Danny Reweghs

Un sommet sans tambour ni trompette

Danny Reweghs Journaliste

L’indice phare de la Bourse de New York n’a pas franchi de nouveau sommet après la récente baisse des taux décidée par la Réserve fédérale et reste aussi dans l’ombre face à l’or. Faut-il y voir un signe baissier?

La banque centrale américaine n’est pas parvenue, malgré la baisse des taux, à porter les différents indices de Wall Street – et en particulier le plus suivi, l’indice Standard & Poor’s 500 – vers de nouveaux records. L’anticipation d’un deuxième abaissement du taux directeur cette année par une Fed partagée sur le sujet a certes donné lieu à un petit sprint vers les sommets de juillet, mais l’indice de référence de la Bourse de New York n’a en fin de compte pas réussi sa percée. Il est vrai que les indicateurs économiques demeurent décevants et que Donald Trump navigue en eaux troubles; il a désormais pour objectif de parvenir à un accord commercial global avec la Chine, si besoin après les présidentielles de novembre 2020.

Un rapport rédigé par Mike Wilson, stratégiste actions américaines chez Morgan Stanley, souligne que si le S&P 500 n’est pas parvenu à atteindre un nouveau sommet historique, il a aussi échoué, depuis près d’un an, à battre son record par rapport au cours de l’or.
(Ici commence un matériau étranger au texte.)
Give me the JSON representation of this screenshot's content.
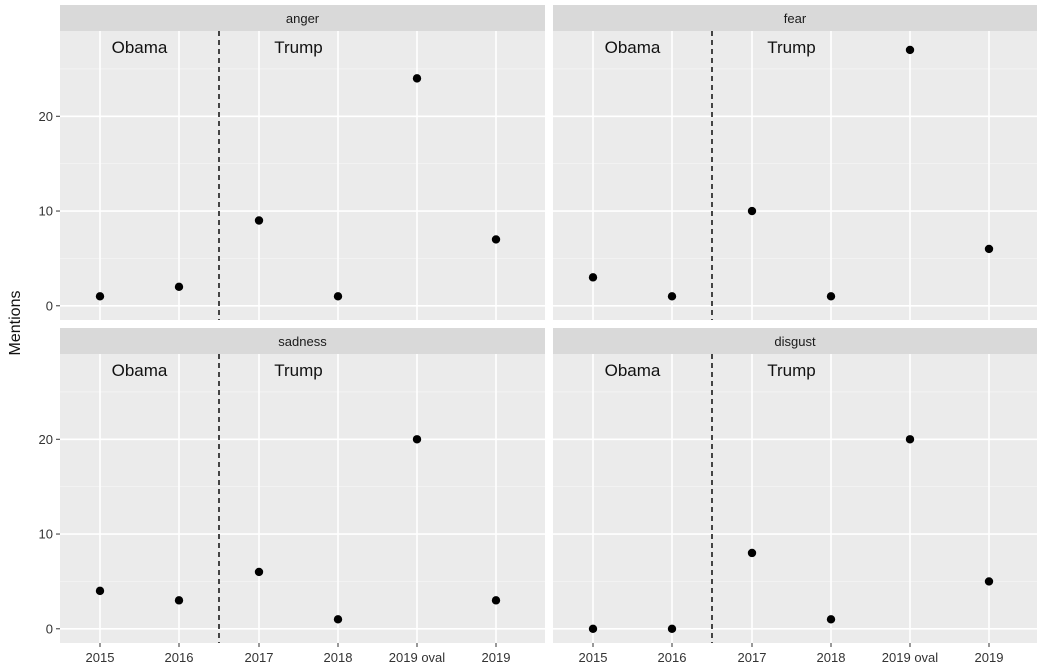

En l’occurrence, le dernier sommet remonte au 27 septembre 2018, lorsque le rapport entre le S&P 500 et le prix de l’once troy d’or en dollar s’établissait à près de 2,5 – contre 0,7 seulement en 2011. Mis à part l’accès de faiblesse du premier semestre de 2016 (sur fond de multiplication des doutes sur la croissance chinoise), la Bourse américaine a surperformé le métal précieux de manière presque systématique et ininterrompue depuis 2011. Sauf, donc, ces 12 derniers mois. Avec un S&P 500 proche des 3.000 points et un cours de l’or qui oscille autour des 1.500 dollars l’once troy, le rapport actuel est facile à calculer: il se situe aux alentours de 2.

Un signal négatif

Ces 10 dernières années, chaque record atteint par l’indice S&P 500 s’accompagnait presque systématiquement d’un nouveau sommet de ce ratio. Pour Mike Wilson, le fait que l’indice américain ait récemment atteint un niveau historique alors que le ratio S&P 500/or se situe près de 20% sous le sien constitue un signal négatif – un avis que nous partageons.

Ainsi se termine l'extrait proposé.